Buying advertising time costs money, but it’s how to get leads. Even though you can make a video on the cheap, you don’t want to waste time and money by submitting a less-than-professional product. Make sure you hire an ad creator with a portfolio as the project lead. It doesn’t matter if your ad maker is a top-of-the-line cinematographer shooting your video or a talented student from the local art college who knows how to use an ad maker app. Just make sure you see evidence that they’ve done an amazing job in the past. After you find the right director/cinematographer, put together a skeleton crew for lighting, casting, audio and everything else you’ll need to get the job done (food for the crew and cast, maybe?). Ideally, your cinematographer also has digital editing experience so that you don’t have to become a pro at iMovie overnight. Consider using Premier, a professional editing program, which comes with a month-free trial membership.
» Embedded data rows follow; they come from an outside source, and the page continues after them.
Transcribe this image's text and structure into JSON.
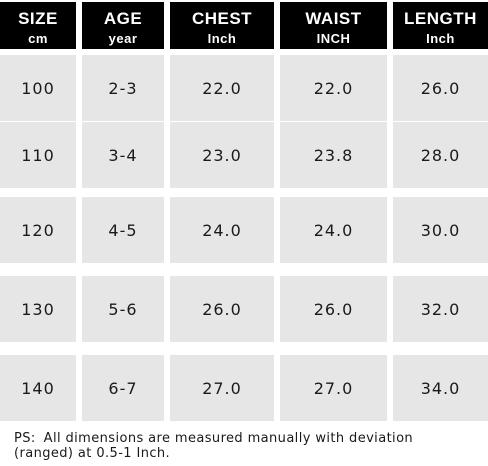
{
  "table": {
    "headers": [
      {
        "title": "SIZE",
        "unit": "cm"
      },
      {
        "title": "AGE",
        "unit": "year"
      },
      {
        "title": "CHEST",
        "unit": "Inch"
      },
      {
        "title": "WAIST",
        "unit": "INCH"
      },
      {
        "title": "LENGTH",
        "unit": "Inch"
      }
    ],
    "rows": [
      [
        "100",
        "2-3",
        "22.0",
        "22.0",
        "26.0"
      ],
      [
        "110",
        "3-4",
        "23.0",
        "23.8",
        "28.0"
      ],
      [
        "120",
        "4-5",
        "24.0",
        "24.0",
        "30.0"
      ],
      [
        "130",
        "5-6",
        "26.0",
        "26.0",
        "32.0"
      ],
      [
        "140",
        "6-7",
        "27.0",
        "27.0",
        "34.0"
      ]
    ]
  },
  "note": {
    "prefix": "PS:",
    "line1": "All dimensions are measured manually with deviation",
    "line2": "(ranged) at 0.5-1 Inch."
  },
  "colors": {
    "header_bg": "#000000",
    "header_text": "#ffffff",
    "cell_bg": "#e6e6e6",
    "cell_text": "#1a1a1a"
  }
}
Television: Local, Regional or National?

As you sift through the ways you can find leads for insurance, also think about how far and wide you want your commercial to appear. As you can imagine, the farther you branch out the more expensive screening it will be. Stay local with affiliate stations and it won’t cost very much at all. Television ads in general are the costliest type of advertising, with cable being the most expensive (due to a more targeted, affluent viewership). With that said, TV commercials have the highest rate of return if done properly and if they appear at prime times. Local advertising rates vary according to location but typically cost anywhere from $200 to $1500+ for a 30-second spot. The way you are charged for a television ad is by a measure called CPM (cost per thousand). For instance, the CPM for Los Angeles is about $35. What that means is that for every 1,000 impressions you pay $35. So, a show that will be seen by 10,000 people will cost you $35,000.


How to Make Ads on YouTube and Facebook

While YouTube has lost some of its steam, it’s still a vital channel to explore for affordable ad placement after you create your commercial. With Youtube ads, rates are very fair, and you can expect to pay less than a $1 per view, with averages costing about 10 to 30 cents per view. You also have 6 options for how your ad will appear and if viewers can skip the ad or not. If you’re looking to target a younger demographic (20s-30s), this is a much better contender than, say, cable advertising. If you have a digital advertising budget, you can’t forget YouTube. Let the numbers speak for themselves: Every 5 seconds you get 25 hours of video uploaded. Every minute, 400 hours of video are uploaded. Your commercial can be set to appear locally too, which would saturate the neighborhood you’re targeting.


Don’t forget about Facebook ads, which also feature short commercials, which average out to about 27 cents per click and $7 CPM. You can also feature your ads in other content makers’ Facebook videos. What a great way to get noticed!


Social Media Newsfeeds

While articles on insurance news and trends are going to grab some great prospects after appearing in newsfeeds on Facebook, Twitter and even Instagram, videos will grab many more. People just can’t help but watch movie pictures. And if it looks inviting, with bright colors and visually captivating action, you’ll certainly get people to stop what they are doing to hear what you have to say.


Other Marketing Platforms

Generating leads takes time and hard work. If you have a limited staff or are an agency onto yourself and want nothing to do with a huge and complicated project like a video commercial, there are other ways to market yourself. At the very minimum, you should have a proper website, accounts on social media channels and a blog. If you need to, you can always build upon this minimal setup.


Buy leads if you’re not spending much on video advertising and commercials. Insurance technology companies like SmartFinancial already do the marketing and advertising for you so that the leads you buy have that built-in cost.


In short, video will dominate the digital realm for years to come. It will also be one of the most important tools in nurturing viewers who are unfamiliar with your brand. Whether you’re making videos in-house or hiring an agency, we hope our tips have given you a great overview of the process.